The Art of Business Networking: Forging Influential Contacts

On airplanes, the luck of the draw determines who sits next to you. Whether you’re on a plane or train, or in a cafe or waiting room, these people can be an important captive audience.

Networking allows you to see potential in any social situation. Putting on your best face pays off – you never know where you’ll meet a business contact.

Local chambers of commerce and industry organizations have provided many business introductions. They are a good place to start for small business. According to Dave Owens, educational programs director of the Greater Cincinnati Chamber of Commerce, networking is the No. 1 reason cited by small businesses to join local chambers.

Chamber successes
Mary Bonparger, executive vice president of the Greater Des Moines Partnership, notes several small business owners who succeed at chamber events.

After monthly breakfasts to induct new members, Bonparger often notices groups of people breaking off to meet one-on-one, making deals. And at another popular chamber event, small business owners mingle with purchasing decision-makers of larger companies, allowing them to get a foot in the door.

Ande Weinstein, director of operations and principal at Tin Box Studio, a graphic design firm in Cincinnati, has used his local chamber events to his advantage.

“Chambers have helped a lot of people make a lot of contacts, though not necessarily resulted in business,” he says.

Weinstein recommends getting involved more than just being a member. “Positive results don’t come from attending events, but from becoming a volunteer and doing something with the chamber,” says Weinstein. “People learn how you work, how well you interact with others, how well you actually do your job. That’s when business can get done.”
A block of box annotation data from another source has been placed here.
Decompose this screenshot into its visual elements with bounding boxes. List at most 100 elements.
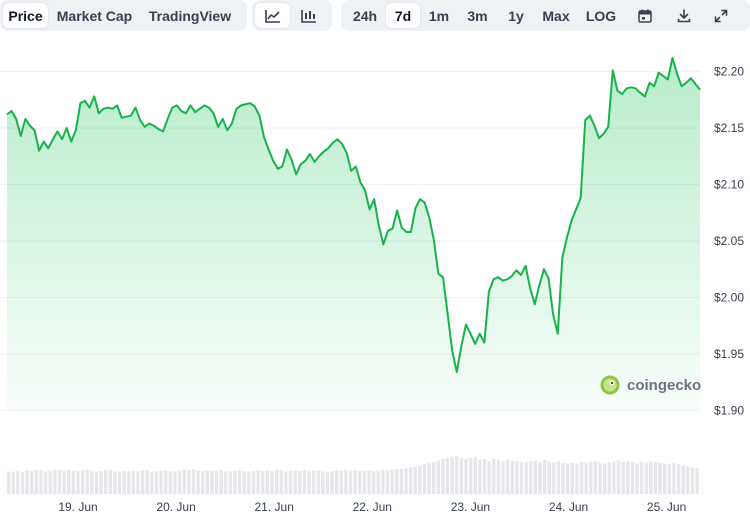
volume-bar	[145, 470, 149, 494]
volume-bar	[371, 471, 376, 494]
volume-bar	[150, 471, 154, 494]
y-tick-label: $2.20	[714, 65, 744, 79]
fullscreen-button[interactable]	[703, 3, 739, 28]
volume-bar	[570, 462, 574, 494]
volume-bar	[311, 470, 316, 494]
range-3m-button[interactable]: 3m	[458, 3, 497, 28]
volume-bar	[667, 464, 671, 494]
volume-bar	[108, 470, 112, 494]
volume-bar	[487, 461, 491, 494]
volume-bar	[279, 470, 283, 494]
volume-bar	[649, 461, 653, 494]
range-24h-button[interactable]: 24h	[344, 3, 386, 28]
candlestick-chart-icon	[301, 9, 316, 23]
range-1y-button[interactable]: 1y	[497, 3, 535, 28]
range-7d-button[interactable]: 7d	[386, 3, 420, 28]
volume-bar	[473, 456, 477, 494]
volume-bar	[566, 463, 570, 494]
volume-bar	[621, 461, 625, 494]
volume-bar	[104, 470, 108, 494]
volume-bar	[233, 470, 237, 494]
volume-bar	[335, 470, 339, 494]
candlestick-chart-button[interactable]	[290, 3, 328, 28]
volume-bar	[542, 459, 547, 494]
coingecko-watermark-text: coingecko	[627, 377, 701, 394]
expand-icon	[714, 9, 728, 22]
volume-bar	[330, 471, 334, 494]
volume-bar	[154, 471, 159, 494]
volume-bar	[265, 470, 270, 494]
x-axis-labels: 19. Jun 20. Jun 21. Jun 22. Jun 23. Jun 24. J…	[58, 500, 686, 514]
volume-bar	[270, 471, 274, 494]
volume-bar	[690, 467, 695, 494]
calendar-button[interactable]	[625, 3, 665, 28]
volume-bar	[529, 461, 533, 494]
volume-bar	[519, 461, 524, 494]
y-tick-label: $2.15	[714, 121, 744, 135]
volume-bar	[90, 471, 94, 494]
volume-bar	[626, 461, 630, 494]
x-tick-label: 19. Jun	[58, 500, 97, 514]
volume-bar	[164, 470, 168, 494]
log-scale-button[interactable]: LOG	[577, 3, 625, 28]
volume-bar	[445, 458, 450, 494]
volume-bar	[390, 469, 394, 494]
download-button[interactable]	[665, 3, 703, 28]
volume-bar	[639, 462, 644, 494]
volume-bar	[117, 471, 122, 494]
volume-bar	[459, 457, 464, 494]
volume-bar	[191, 469, 196, 494]
volume-bar	[321, 471, 325, 494]
price-tab[interactable]: Price	[3, 3, 48, 28]
volume-bar	[25, 470, 29, 494]
volume-bar	[214, 471, 219, 494]
range-max-button[interactable]: Max	[535, 3, 577, 28]
volume-bar	[501, 461, 505, 494]
volume-bar	[385, 470, 390, 494]
volume-bar	[450, 456, 454, 494]
volume-bar	[34, 470, 39, 494]
volume-bar	[80, 470, 85, 494]
price-chart[interactable]: $2.25$2.20$2.15$2.10$2.05$2.00$1.95$1.90…	[0, 40, 750, 521]
volume-bar	[381, 470, 385, 494]
range-1m-button[interactable]: 1m	[420, 3, 458, 28]
volume-bar	[441, 459, 445, 494]
volume-bar	[672, 462, 676, 494]
volume-bar	[136, 471, 140, 494]
y-tick-label: $2.10	[714, 178, 744, 192]
calendar-icon	[638, 9, 652, 23]
volume-bar	[348, 470, 353, 494]
volume-bar	[358, 471, 362, 494]
x-tick-label: 24. Jun	[549, 500, 588, 514]
volume-bar	[325, 471, 330, 494]
chart-type-switcher	[252, 0, 332, 31]
volume-bar	[413, 466, 417, 494]
volume-bar	[238, 470, 242, 494]
volume-bar	[422, 464, 427, 494]
volume-bar	[663, 463, 667, 494]
tradingview-tab[interactable]: TradingView	[141, 3, 239, 28]
volume-bar	[524, 462, 528, 494]
volume-bar	[676, 464, 681, 494]
volume-bar	[16, 470, 20, 494]
volume-bar	[552, 462, 556, 494]
volume-bar	[653, 462, 658, 494]
line-chart-button[interactable]	[255, 3, 290, 28]
volume-bar	[307, 471, 311, 494]
volume-bar	[20, 471, 25, 494]
volume-bar	[30, 471, 34, 494]
volume-bar	[173, 471, 177, 494]
volume-bar	[302, 470, 306, 494]
volume-bar	[593, 461, 598, 494]
volume-bar	[681, 465, 685, 494]
volume-bar	[575, 463, 579, 494]
volume-bar	[418, 465, 422, 494]
volume-bar	[251, 470, 256, 494]
market-cap-tab[interactable]: Market Cap	[48, 3, 141, 28]
volume-bar	[547, 461, 551, 494]
volume-bar	[224, 471, 228, 494]
volume-bar	[607, 462, 611, 494]
volume-bar	[94, 471, 99, 494]
volume-bar	[455, 456, 459, 494]
volume-bar	[686, 466, 690, 494]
Going beyond organized networking organizations, even everyday events and social situations can bring about influential contacts. For Andrea Learned, creative director and co-founder of Reach Women, a marketing consulting firm that focuses on reaching women consumers, her job depends on networking. She finds that networking can occur unexpectedly – even at the grocery store or health club.

“It’s much more informal than people think,” she says. “Be relaxed, make friends, and be really psyched about what you do.”

Making contact
Although there is no strictly defined strategy to networking, keep the following ideas in mind to improve idea exchanges.

  • Organize your efforts. Examine the possible ways to meet people including associations, personal databases, industry events, trade shows, business clubs, Internet communities and social gatherings. Try them all to find your most successful venue.
  • Zero in on your prospects and determine where you’ll find them. Where do they live? What activities do they enjoy? Do they frequent particular events, performances or recreational facilities? Network in places and at events where your target market goes – not where your peers or buddies go.
  • Get involved in business organizations. Get to know people, and tell them about what you do. Volunteer for committees, attend conferences, and increase opportunities that might spin off from the formal sessions.
  • Focus on a few people at each event. Get to know them well enough, so that either of you might suggest a future meeting before the event ends. Master the art of small talk. Prepare topics in your mind – current events, sports, vacation plans. Ask open-ended questions, and remember that having a good conversation depends on being an active, courteous listener. When attending an event, don’t spread yourself thinly. Recognize that quality beats quantity, and there’s more to networking than meeting hundreds of people.
  • “Don’t think of it as selling yourself,” Learned says. Networking is not a sales call. Instead, look at it as a learning opportunity. Since most successful businesses grow by referral, be the person who does the referring. The fastest way to get referrals is to give them.
  • “Don’t expect a direct hit from one contact,” Learned adds. In fact, referrals are rarely direct. More often, the actual referral comes second- or third-hand. The wider your network, the more people you have working for you in your marketplace.
  • Do something constructive with the names and information you’ve gathered. Stay in touch with the most meaningful contacts. Whether you do business with them or not, a contact is valuable. Not only should you refer others to your contact, you also should maintain the contact. Referrals, introductions and contacts that simply come by chance are like gifts. Thank anyone who helps you network.